阳光射进窗户,小小的光粒舞动着围绕在他们的周围,见证着这美好入画的亲吻礼,感受着两人心中豁然开朗后的喜悦。
秋微笑着,如最纯的清泉,洗尽世间尘嚣。
终忍不住凑向了她的唇……
“你们在干什么?”低沉的男音夹带丝丝怒气插入画中。
终和秋同时望向门口,一高大的男人冲进厅中,英眉倒吊,英俊的脸上风雨欲来。
轩辕毅黑着脸也踏进了大厅;钟沁寒温温的笑着,眼里充满戏谑;轩辕无一幅旁观者模样,表明自己看戏的立场。
“他是……”终看着眼前高他十几公分的男人,问秋。
“林飞焰,我的丈夫。”秋望着男人的眼中是深深的迷恋与赞赏。
林飞焰望着胆敢与他对视的妻子的“奸夫”,恨不得把他碎尸万段。
终望着林飞焰的虎目,一动不动。
见终彻底忽略自己,反而和林飞焰“含情脉脉”的对视,轩辕毅的脸黑如墨汁。
而秋,终于意识到终不对的地方,终看林飞焰的眼睛太长时间了,这意味着……
“终,你在干什么?”秋严厉的对终叫道。
终头上的冷汗越冒越多,终于抑制不住的抱住了自己的头,痛苦的呻吟出声,身体也摇摇欲坠,轩辕毅大惊失色,一个箭步冲向前去,抱住了往地上倒的终。
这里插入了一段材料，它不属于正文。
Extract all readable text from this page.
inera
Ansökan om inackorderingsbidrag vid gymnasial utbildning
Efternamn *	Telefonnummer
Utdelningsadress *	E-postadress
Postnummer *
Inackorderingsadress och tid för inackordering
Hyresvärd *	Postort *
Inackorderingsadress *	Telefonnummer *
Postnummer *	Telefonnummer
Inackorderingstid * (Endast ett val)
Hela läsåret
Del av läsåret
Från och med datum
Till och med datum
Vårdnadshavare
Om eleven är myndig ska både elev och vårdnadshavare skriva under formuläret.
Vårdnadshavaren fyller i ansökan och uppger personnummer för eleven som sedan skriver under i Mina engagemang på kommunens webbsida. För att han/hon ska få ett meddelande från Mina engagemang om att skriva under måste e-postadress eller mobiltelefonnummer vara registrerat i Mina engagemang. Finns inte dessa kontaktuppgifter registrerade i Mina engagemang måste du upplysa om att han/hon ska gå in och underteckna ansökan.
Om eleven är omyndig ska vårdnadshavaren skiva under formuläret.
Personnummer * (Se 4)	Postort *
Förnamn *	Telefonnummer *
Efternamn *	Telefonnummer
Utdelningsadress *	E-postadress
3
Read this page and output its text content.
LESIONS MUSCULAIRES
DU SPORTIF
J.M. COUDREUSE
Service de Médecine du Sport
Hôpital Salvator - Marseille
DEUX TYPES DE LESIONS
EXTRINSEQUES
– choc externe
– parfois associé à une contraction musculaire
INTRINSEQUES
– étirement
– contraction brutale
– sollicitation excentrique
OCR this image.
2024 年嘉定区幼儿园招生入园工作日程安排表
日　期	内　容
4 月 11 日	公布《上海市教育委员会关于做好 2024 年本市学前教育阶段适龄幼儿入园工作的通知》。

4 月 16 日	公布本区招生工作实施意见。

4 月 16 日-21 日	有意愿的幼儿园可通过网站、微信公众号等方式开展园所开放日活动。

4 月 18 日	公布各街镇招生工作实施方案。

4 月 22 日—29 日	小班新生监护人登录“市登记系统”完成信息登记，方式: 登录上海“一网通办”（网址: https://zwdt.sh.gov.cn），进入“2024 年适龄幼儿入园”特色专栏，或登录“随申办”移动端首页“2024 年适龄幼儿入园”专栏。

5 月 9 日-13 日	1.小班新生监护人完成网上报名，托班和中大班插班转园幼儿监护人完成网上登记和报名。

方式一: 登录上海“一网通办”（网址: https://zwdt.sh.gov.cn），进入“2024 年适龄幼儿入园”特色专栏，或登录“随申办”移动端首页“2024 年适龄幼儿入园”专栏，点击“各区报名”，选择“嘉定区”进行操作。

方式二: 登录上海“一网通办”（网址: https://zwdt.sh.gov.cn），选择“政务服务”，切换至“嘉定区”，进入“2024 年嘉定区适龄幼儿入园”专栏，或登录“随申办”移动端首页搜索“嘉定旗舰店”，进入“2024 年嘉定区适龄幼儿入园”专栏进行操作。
“他……真的很爱你,……秋……”这是终昏迷前说出的最后的话语。
清风静静的吹着,园中的花香若有若无的飘进房中,花香清淡如风,使人心情舒畅,如浴春风。但此时,广阔的毅王寝室里,却是死一般的寂静。下人们跪在地上,如风中落叶般颤抖着。
轩辕毅抚着终那长长刚刚及肩的乌发,眼里是深深的疼惜。终被2号打了止痛剂,安静的沉睡着,宁静的脸上天真和谐。
轩辕毅低下头,凑近终的嘴唇,伸进舌头,深深吮吸着他的舌,妄想着身下的人能因此有所反应,而眼中的泪却一滴一滴的滴在终安详的脸颊上。他想起了莲说的话语:
“他的头痛不是病,而是由他那退化的能力——心灵感应引起的。莱克斯死后,不知什么原因,他的这个能力渐渐退化……所有医生都查不出原因,只能大概的说这是他封闭自己后的结果,这是心病,而心病,无药可解……”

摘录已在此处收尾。